José “Pepe” Vargas, Doctor of Fine Arts
José A. Vargas, known around the world as “Pepe” Vargas, was born in a small town outside Bogota, Colombia. He received a degree in law and social science from the University of Buenos Aires in 1976, and then traveled extensively throughout Latin America.
He arrived in Chicago in 1980 with $200 in his pocket; he enrolled at Columbia College, earning a degree in Broadcast Journalism and Television/Film Production in 1985.
Vargas taught international law, Latin American economics, and sociology in his native Colombia, and his lectures on Latino arts have inspired students at universities throughout the Midwest. He has given motivational speeches at state prisons and participated as a “Principal for a Day” in the Chicago Public School system.
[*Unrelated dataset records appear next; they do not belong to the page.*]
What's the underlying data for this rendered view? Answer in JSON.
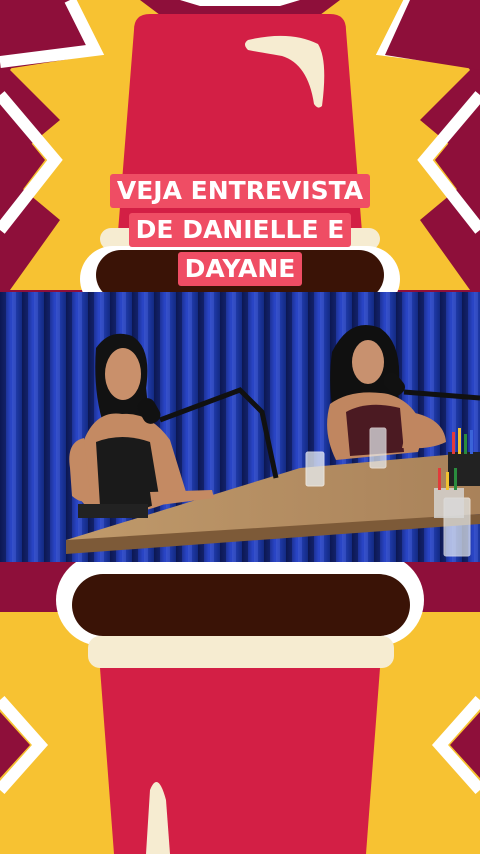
{
  "caption": {
    "lines": [
      "VEJA ENTREVISTA",
      "DE DANIELLE E",
      "DAYANE"
    ]
  },
  "colors": {
    "burgundy": "#8e0f3a",
    "yellow": "#f7c232",
    "red": "#d31f45",
    "cream": "#f6ecd1",
    "brown": "#3a1306",
    "caption_bg": "#ef4d64",
    "curtain_blue": "#1a2f8c"
  },
  "scene": {
    "description_icons": [
      "microphone-icon",
      "water-glass-icon",
      "pen-cup-icon"
    ]
  }
}
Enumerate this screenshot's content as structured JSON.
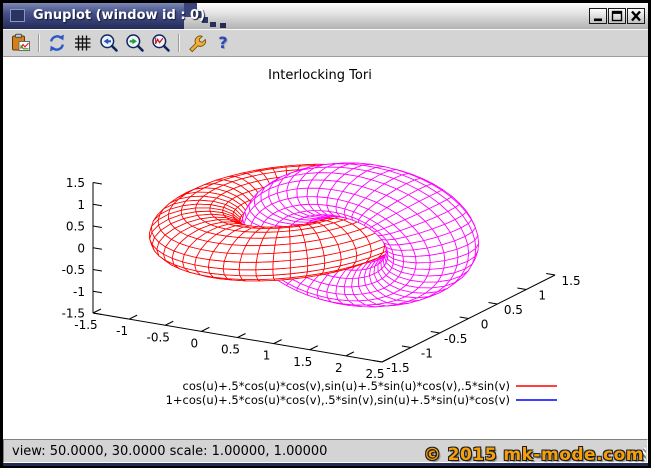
{
  "window": {
    "title": "Gnuplot (window id : 0)",
    "controls": [
      {
        "name": "minimize",
        "icon": "minimize-icon"
      },
      {
        "name": "maximize",
        "icon": "maximize-icon"
      },
      {
        "name": "close",
        "icon": "close-icon"
      }
    ]
  },
  "toolbar": {
    "buttons": [
      {
        "name": "copy-to-clipboard",
        "icon": "clipboard-chart-icon"
      },
      {
        "name": "replot",
        "icon": "refresh-icon"
      },
      {
        "name": "toggle-grid",
        "icon": "grid-icon"
      },
      {
        "name": "previous-zoom",
        "icon": "zoom-previous-icon"
      },
      {
        "name": "next-zoom",
        "icon": "zoom-next-icon"
      },
      {
        "name": "autoscale",
        "icon": "zoom-autoscale-icon"
      },
      {
        "name": "options",
        "icon": "wrench-icon"
      },
      {
        "name": "help",
        "icon": "question-mark-icon"
      }
    ]
  },
  "plot": {
    "chart_data": {
      "type": "surface3d_wireframe",
      "title": "Interlocking Tori",
      "view": {
        "rot_x": 50.0,
        "rot_z": 30.0,
        "scale": [
          1.0,
          1.0
        ]
      },
      "grid": false,
      "legend_position": "below-plot-right",
      "axes": {
        "x": {
          "min": -1.5,
          "max": 2.5,
          "ticks": [
            -1.5,
            -1,
            -0.5,
            0,
            0.5,
            1,
            1.5,
            2,
            2.5
          ]
        },
        "y": {
          "min": -1.5,
          "max": 1.5,
          "ticks": [
            -1.5,
            -1,
            -0.5,
            0,
            0.5,
            1,
            1.5
          ]
        },
        "z": {
          "min": -1.5,
          "max": 1.5,
          "ticks": [
            -1.5,
            -1,
            -0.5,
            0,
            0.5,
            1,
            1.5
          ]
        }
      },
      "isosamples": [
        50,
        20
      ],
      "surfaces": [
        {
          "formula": "cos(u)+.5*cos(u)*cos(v),sin(u)+.5*sin(u)*cos(v),.5*sin(v)",
          "shape": "torus",
          "plane": "xy",
          "center": [
            0,
            0,
            0
          ],
          "R": 1.0,
          "r": 0.5,
          "color": "#ff0000",
          "legend_color": "#ff0000"
        },
        {
          "formula": "1+cos(u)+.5*cos(u)*cos(v),.5*sin(v),sin(u)+.5*sin(u)*cos(v)",
          "shape": "torus",
          "plane": "xz",
          "center": [
            1,
            0,
            0
          ],
          "R": 1.0,
          "r": 0.5,
          "color": "#ff00ff",
          "legend_color": "#0000ff"
        }
      ]
    }
  },
  "statusbar": {
    "text": "view: 50.0000, 30.0000  scale: 1.00000, 1.00000"
  },
  "watermark": {
    "text": "© 2015 mk-mode.com",
    "color": "#f5a00a"
  }
}
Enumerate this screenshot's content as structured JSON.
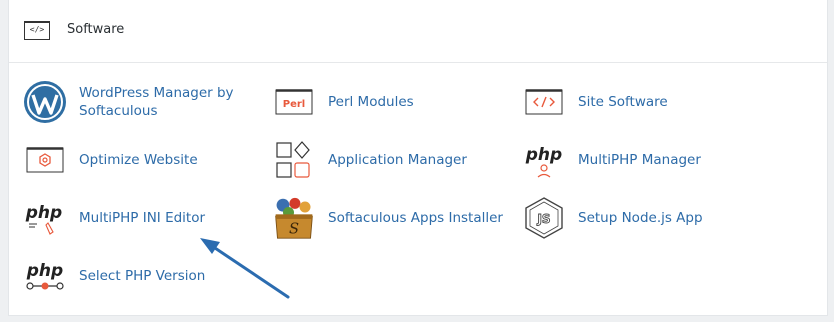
{
  "section": {
    "title": "Software",
    "icon": "code-window-icon"
  },
  "items": [
    {
      "label": "WordPress Manager by Softaculous",
      "icon": "wordpress-icon"
    },
    {
      "label": "Perl Modules",
      "icon": "perl-icon",
      "badge": "Perl"
    },
    {
      "label": "Site Software",
      "icon": "code-window-icon"
    },
    {
      "label": "Optimize Website",
      "icon": "gear-window-icon"
    },
    {
      "label": "Application Manager",
      "icon": "shapes-icon"
    },
    {
      "label": "MultiPHP Manager",
      "icon": "php-manager-icon",
      "badge": "php"
    },
    {
      "label": "MultiPHP INI Editor",
      "icon": "php-ini-icon",
      "badge": "php"
    },
    {
      "label": "Softaculous Apps Installer",
      "icon": "softaculous-box-icon"
    },
    {
      "label": "Setup Node.js App",
      "icon": "nodejs-icon"
    },
    {
      "label": "Select PHP Version",
      "icon": "php-version-icon",
      "badge": "php"
    }
  ],
  "colors": {
    "link": "#2d6ba8",
    "accent_orange": "#e8593c",
    "arrow": "#2b6cb0"
  }
}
He gave the Annual Latin American Studies Lecture last year at Lake Forest College and has mentored our students by involving them as interns at the Chicago Latino Film Festival, which he founded in 1985.
In 1999 Vargas founded the International Latino Cultural Center in order to bring Americans the best in classical Spanish drama, music, arts, dance, and poetry. Throughout his career, Vargas has shown his love for the creativity of all Latin Americans, be they women boxers born in the Bronx, indigenous Brazilians fighting to keep their land and culture in the jungle, Chileans who disappeared during the Pinochet regime, Sephardic Jews in Mexico, or tango dancers in Argentina. He has given a human face to the suffering wrought by economic injustice and has helped others grow by showing them the world through the eyes of others.